The proposed amendments also do not change the nature of the proposed settlement of this litigation. As the Court of Appeals for the District of Columbia Circuit found in a similar circumstance, "[a]s long as the final consent decree is a 'logical outgrowth' of the proposed consent decree, there is no need for successive rounds of notice and comment on each revision." Hyperlaw, Inc. v. United States, No. 97-5183, 1998 WL 388807, at *3 (D.C. Cir. May 29, 1998).
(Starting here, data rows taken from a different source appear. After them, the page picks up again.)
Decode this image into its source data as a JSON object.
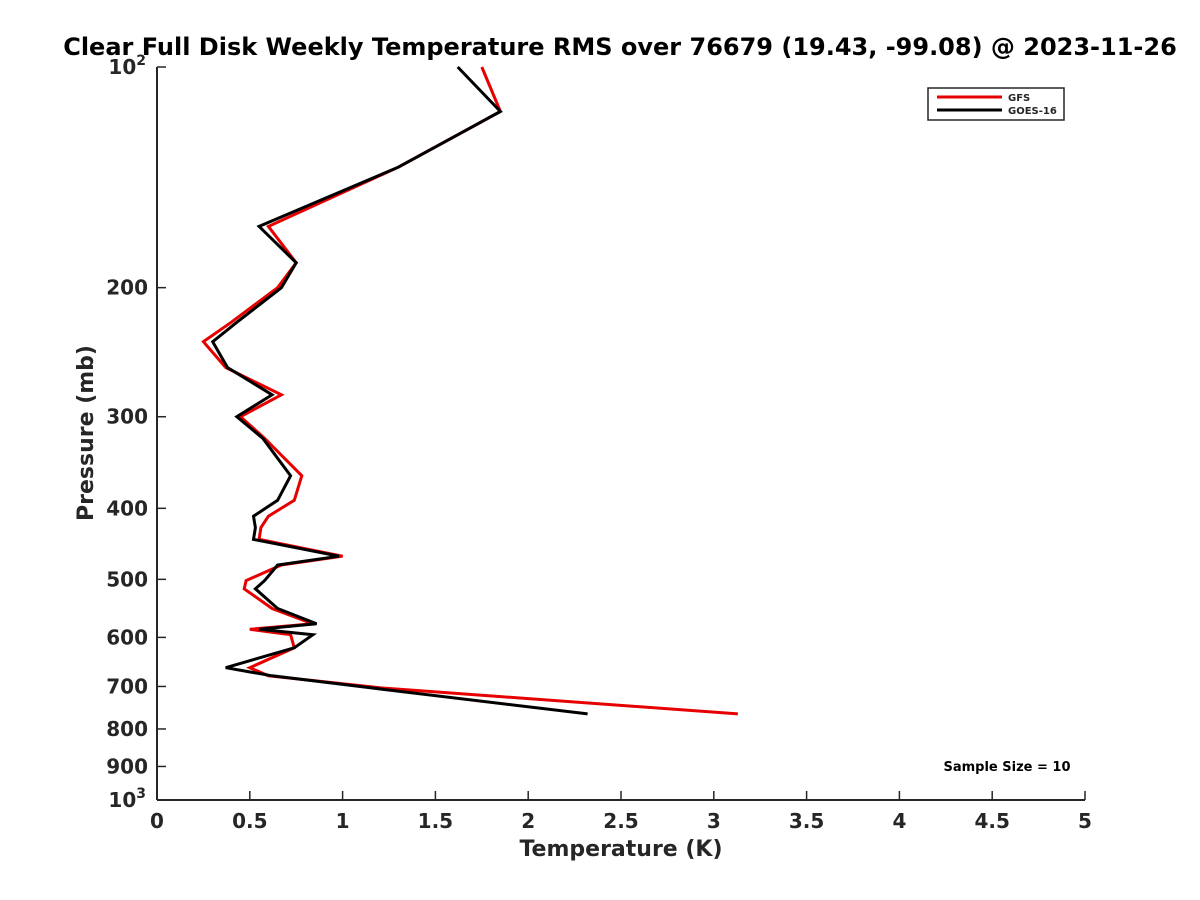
{
  "chart_data": {
    "type": "line",
    "title": "Clear Full Disk Weekly Temperature RMS over 76679 (19.43, -99.08) @ 2023-11-26",
    "xlabel": "Temperature (K)",
    "ylabel": "Pressure (mb)",
    "xlim": [
      0,
      5
    ],
    "ylim": [
      100,
      1000
    ],
    "y_scale": "log",
    "y_reversed": true,
    "grid": false,
    "legend_position": "top-right",
    "x_ticks": [
      "0",
      "0.5",
      "1",
      "1.5",
      "2",
      "2.5",
      "3",
      "3.5",
      "4",
      "4.5",
      "5"
    ],
    "y_ticks": [
      {
        "value": 100,
        "base": "10",
        "exp": "2"
      },
      {
        "value": 200,
        "label": "200"
      },
      {
        "value": 300,
        "label": "300"
      },
      {
        "value": 400,
        "label": "400"
      },
      {
        "value": 500,
        "label": "500"
      },
      {
        "value": 600,
        "label": "600"
      },
      {
        "value": 700,
        "label": "700"
      },
      {
        "value": 800,
        "label": "800"
      },
      {
        "value": 900,
        "label": "900"
      },
      {
        "value": 1000,
        "base": "10",
        "exp": "3"
      }
    ],
    "annotation": "Sample Size = 10",
    "series": [
      {
        "name": "GFS",
        "color": "#e60000",
        "points": [
          [
            1.75,
            100
          ],
          [
            1.85,
            115
          ],
          [
            1.3,
            137
          ],
          [
            0.6,
            165
          ],
          [
            0.75,
            185
          ],
          [
            0.65,
            200
          ],
          [
            0.4,
            223
          ],
          [
            0.25,
            237
          ],
          [
            0.37,
            257
          ],
          [
            0.67,
            280
          ],
          [
            0.45,
            300
          ],
          [
            0.58,
            321
          ],
          [
            0.78,
            361
          ],
          [
            0.74,
            390
          ],
          [
            0.6,
            410
          ],
          [
            0.56,
            425
          ],
          [
            0.55,
            441
          ],
          [
            1.0,
            465
          ],
          [
            0.67,
            478
          ],
          [
            0.48,
            502
          ],
          [
            0.47,
            515
          ],
          [
            0.62,
            548
          ],
          [
            0.84,
            575
          ],
          [
            0.5,
            585
          ],
          [
            0.72,
            595
          ],
          [
            0.74,
            620
          ],
          [
            0.5,
            660
          ],
          [
            0.6,
            677
          ],
          [
            1.2,
            703
          ],
          [
            3.13,
            763
          ]
        ]
      },
      {
        "name": "GOES-16",
        "color": "#000000",
        "points": [
          [
            1.62,
            100
          ],
          [
            1.85,
            115
          ],
          [
            1.3,
            137
          ],
          [
            0.55,
            165
          ],
          [
            0.75,
            185
          ],
          [
            0.67,
            200
          ],
          [
            0.43,
            223
          ],
          [
            0.3,
            237
          ],
          [
            0.38,
            257
          ],
          [
            0.62,
            280
          ],
          [
            0.43,
            300
          ],
          [
            0.57,
            321
          ],
          [
            0.72,
            361
          ],
          [
            0.65,
            390
          ],
          [
            0.52,
            410
          ],
          [
            0.53,
            425
          ],
          [
            0.52,
            441
          ],
          [
            0.98,
            465
          ],
          [
            0.65,
            478
          ],
          [
            0.58,
            502
          ],
          [
            0.53,
            515
          ],
          [
            0.65,
            548
          ],
          [
            0.86,
            575
          ],
          [
            0.55,
            585
          ],
          [
            0.84,
            595
          ],
          [
            0.74,
            620
          ],
          [
            0.37,
            660
          ],
          [
            0.62,
            677
          ],
          [
            1.15,
            703
          ],
          [
            2.32,
            763
          ]
        ]
      }
    ]
  }
}
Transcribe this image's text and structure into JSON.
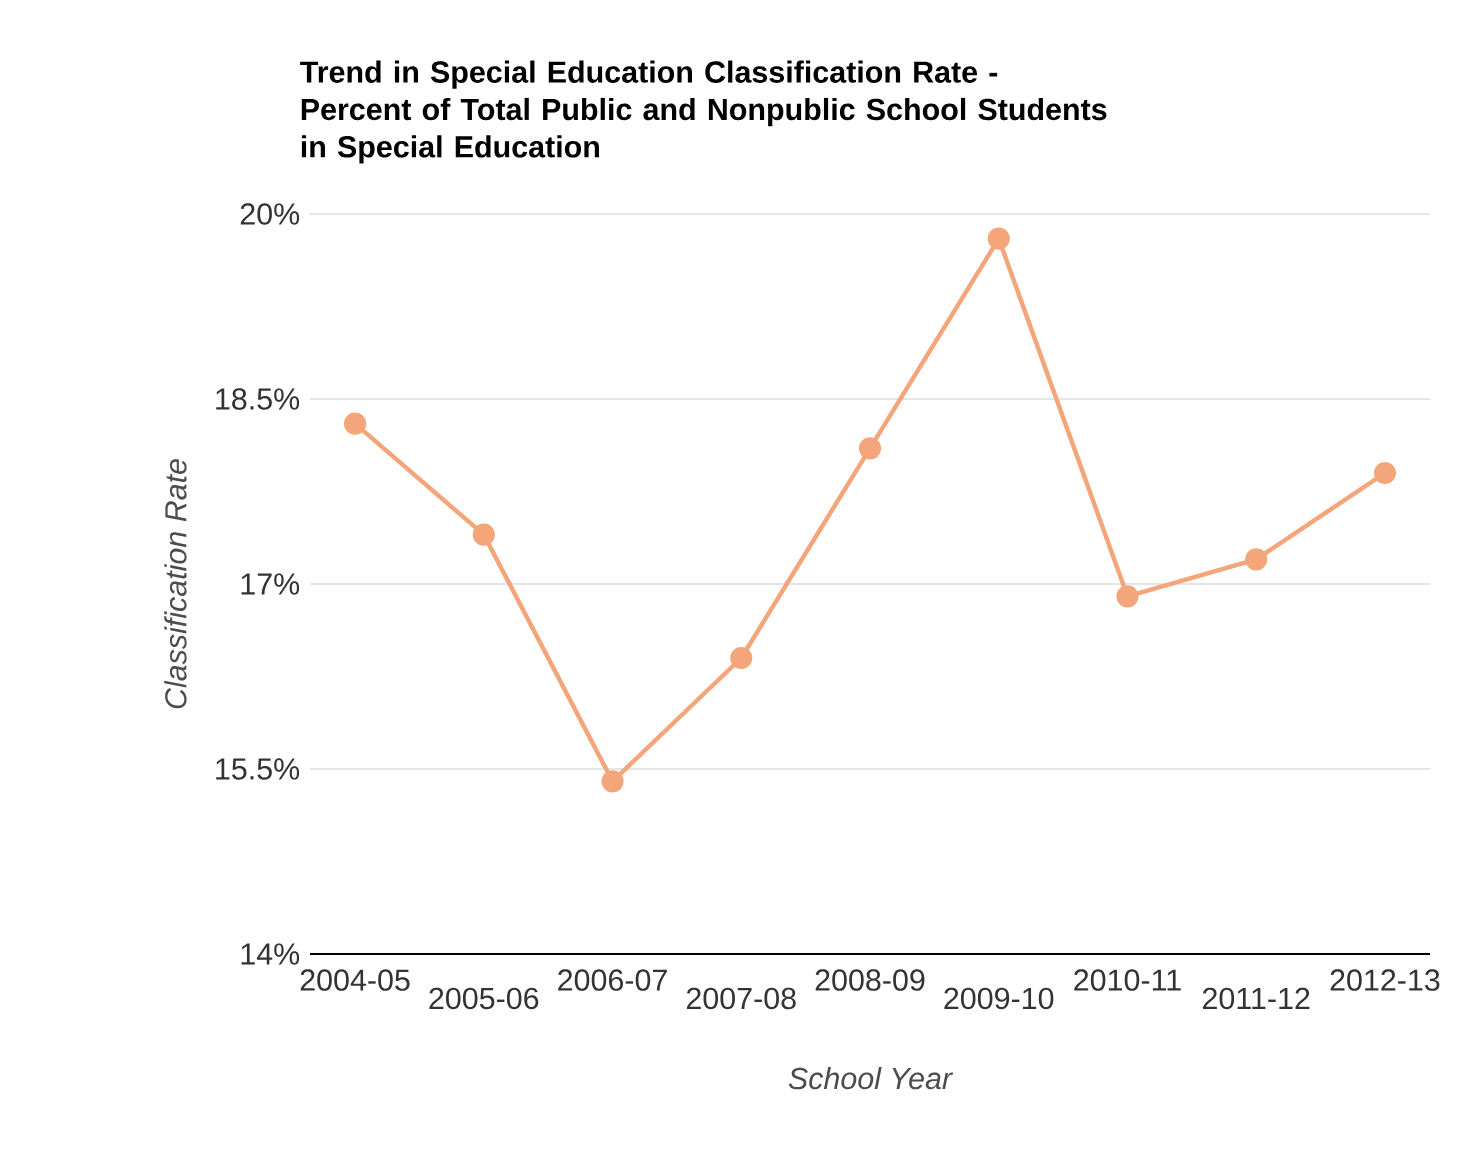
{
  "chart_data": {
    "type": "line",
    "title": "Trend in Special Education Classification Rate - Percent of Total Public and Nonpublic School Students in Special Education",
    "xlabel": "School Year",
    "ylabel": "Classification Rate",
    "categories": [
      "2004-05",
      "2005-06",
      "2006-07",
      "2007-08",
      "2008-09",
      "2009-10",
      "2010-11",
      "2011-12",
      "2012-13"
    ],
    "series": [
      {
        "color": "#f4a57a",
        "values": [
          18.3,
          17.4,
          15.4,
          16.4,
          18.1,
          19.8,
          16.9,
          17.2,
          17.9
        ]
      }
    ],
    "ylim": [
      14,
      20
    ],
    "yticks": [
      {
        "value": 14,
        "label": "14%"
      },
      {
        "value": 15.5,
        "label": "15.5%"
      },
      {
        "value": 17,
        "label": "17%"
      },
      {
        "value": 18.5,
        "label": "18.5%"
      },
      {
        "value": 20,
        "label": "20%"
      }
    ],
    "grid": "y",
    "marker": "circle",
    "line_style": "solid"
  }
}
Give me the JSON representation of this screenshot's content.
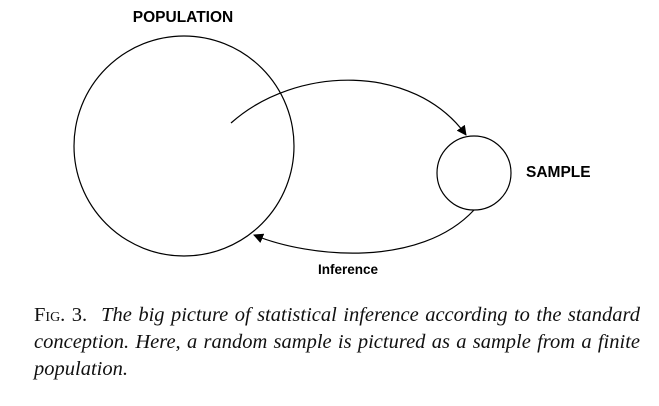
{
  "diagram": {
    "population_label": "POPULATION",
    "sample_label": "SAMPLE",
    "inference_label": "Inference"
  },
  "caption": {
    "figure_label": "Fig. 3.",
    "text": "The big picture of statistical inference according to the standard conception. Here, a random sample is pictured as a sample from a finite population."
  }
}
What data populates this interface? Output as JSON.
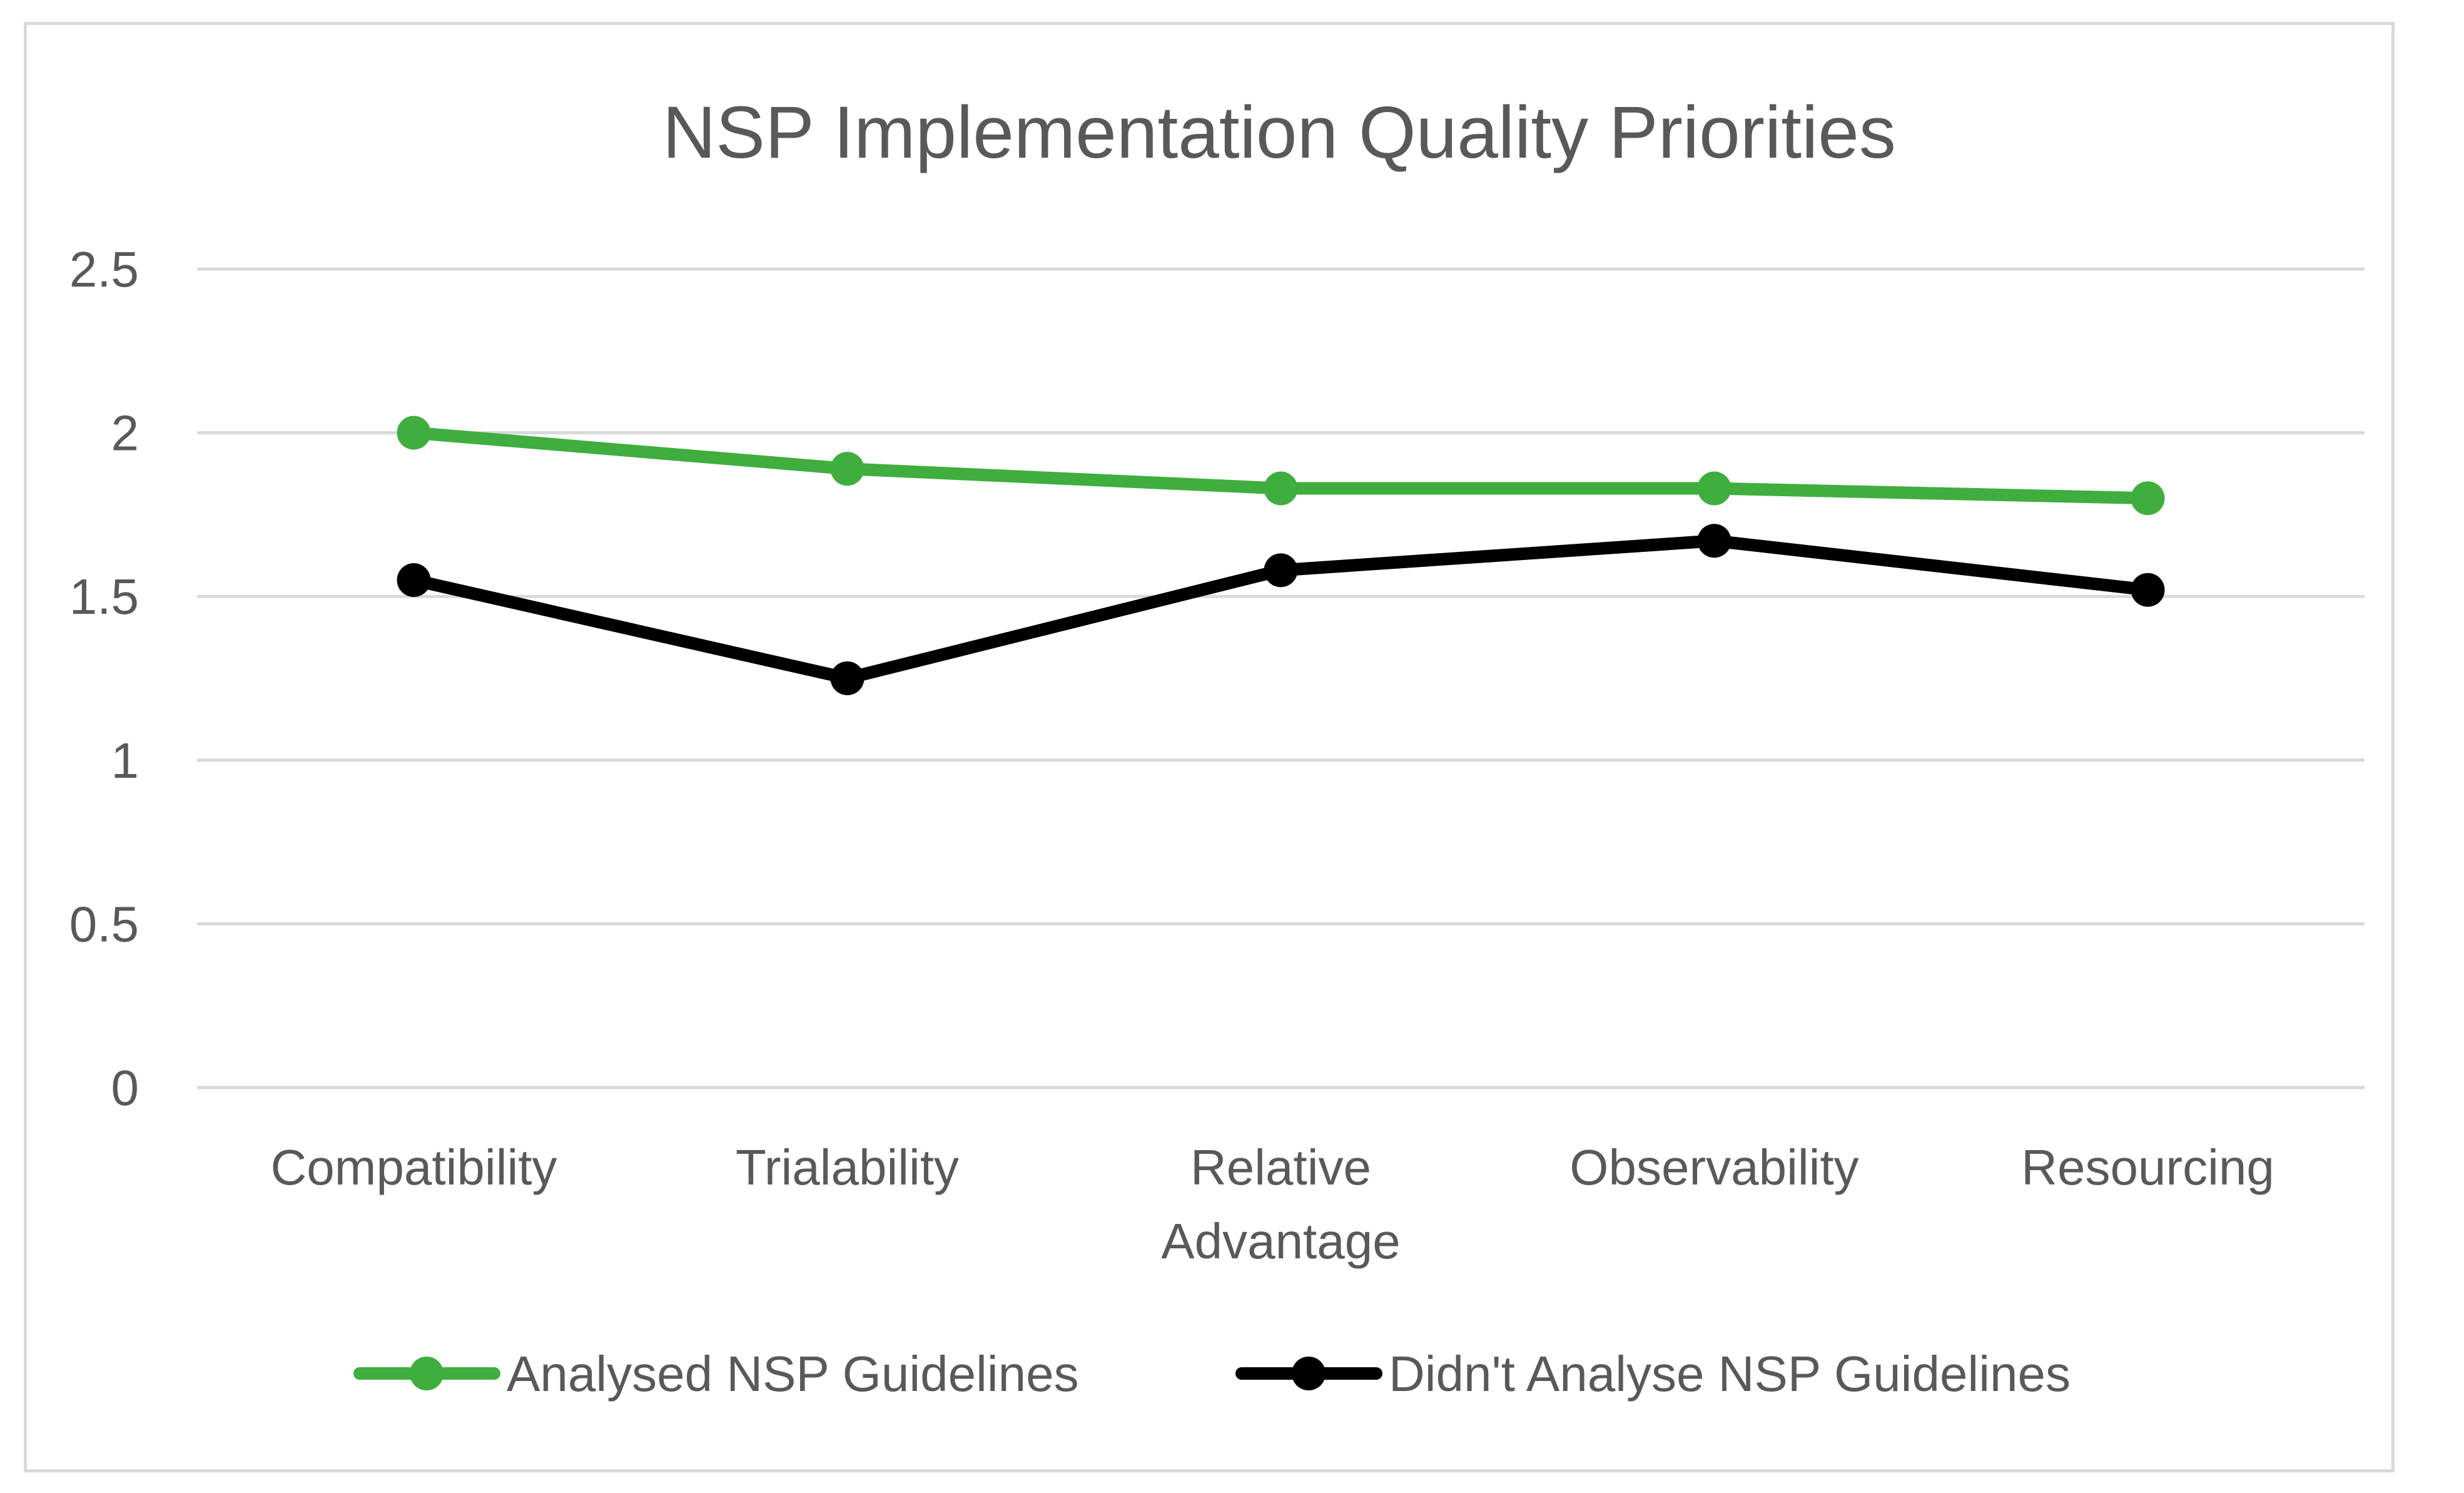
{
  "chart_data": {
    "type": "line",
    "title": "NSP Implementation Quality Priorities",
    "xlabel": "",
    "ylabel": "",
    "ylim": [
      0,
      2.5
    ],
    "yticks": [
      "0",
      "0.5",
      "1",
      "1.5",
      "2",
      "2.5"
    ],
    "ytick_values": [
      0,
      0.5,
      1,
      1.5,
      2,
      2.5
    ],
    "categories": [
      [
        "Compatibility"
      ],
      [
        "Trialability"
      ],
      [
        "Relative",
        "Advantage"
      ],
      [
        "Observability"
      ],
      [
        "Resourcing"
      ]
    ],
    "grid": true,
    "legend_position": "bottom",
    "series": [
      {
        "name": "Analysed NSP Guidelines",
        "color": "#3fae3f",
        "values": [
          2.0,
          1.89,
          1.83,
          1.83,
          1.8
        ]
      },
      {
        "name": "Didn't Analyse NSP Guidelines",
        "color": "#000000",
        "values": [
          1.55,
          1.25,
          1.58,
          1.67,
          1.52
        ]
      }
    ]
  }
}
III. THE AMENDED PROPOSED FINAL JUDGMENT SATISFIES THE "PUBLIC INTEREST" STANDARD

Before entering the amended proposed Final Judgment, the Court must determine whether the Judgment "is in the public interest," see 15 U.S.C. § 16(e)(1). In making that determination, the Court shall consider:

(A) the competitive impact of such judgment, including termination of alleged violations, provisions for enforcement and modification, duration of relief sought, anticipated effects of alternative remedies actually considered, whether its terms are ambiguous, and any other competitive considerations bearing upon the adequacy of such judgment that the court deems necessary to a determination of whether the consent judgment is in the public interest; and

(B) the impact of entry of such judgment upon competition in the relevant market or markets, upon the public generally and individuals alleging specific injury from the violations set forth in the complaint including consideration of the public benefit, if any, to be derived from a determination of the issues at trial.

15 U.S.C. § 16(e)(1).

The United States filed a CIS on June 12, 2008. In the CIS, the United States explained how the proposed Final Judgment eliminates the likely anticompetitive effects of NAR's VOW Policies and enjoins NAR from taking future actions to impede competition from VOW brokers. The CIS describes the meaning and proper application of the public-interest standard under the APPA, and the United States incorporates those statements herein by reference.

The public has had an opportunity to comment on the proposed Final Judgment as required by law. Nine comments were submitted to the United States. The United States' Response to Comments identifies the minor modifications to the proposed Final Judgment discussed above and explains why the amended proposed Final Judgment is within the range of settlements consistent with the public interest.

IV. CONCLUSION

For the reasons set forth in this Memorandum, the CIS, and the Response to Comments, the Court should find that the amended proposed Final Judgment is in the public interest. The Court should then enter the amended proposed Final Judgment.

Respectfully submitted,

CERTIFICATE OF SERVICE

I, David C. Kully, hereby certify that on this 7th day of November, 2008, I caused a copy of the foregoing Motion for Entry of the Amended Proposed Final Judgment and Memorandum in Support to be served by ECF on counsel for the defendant identified below.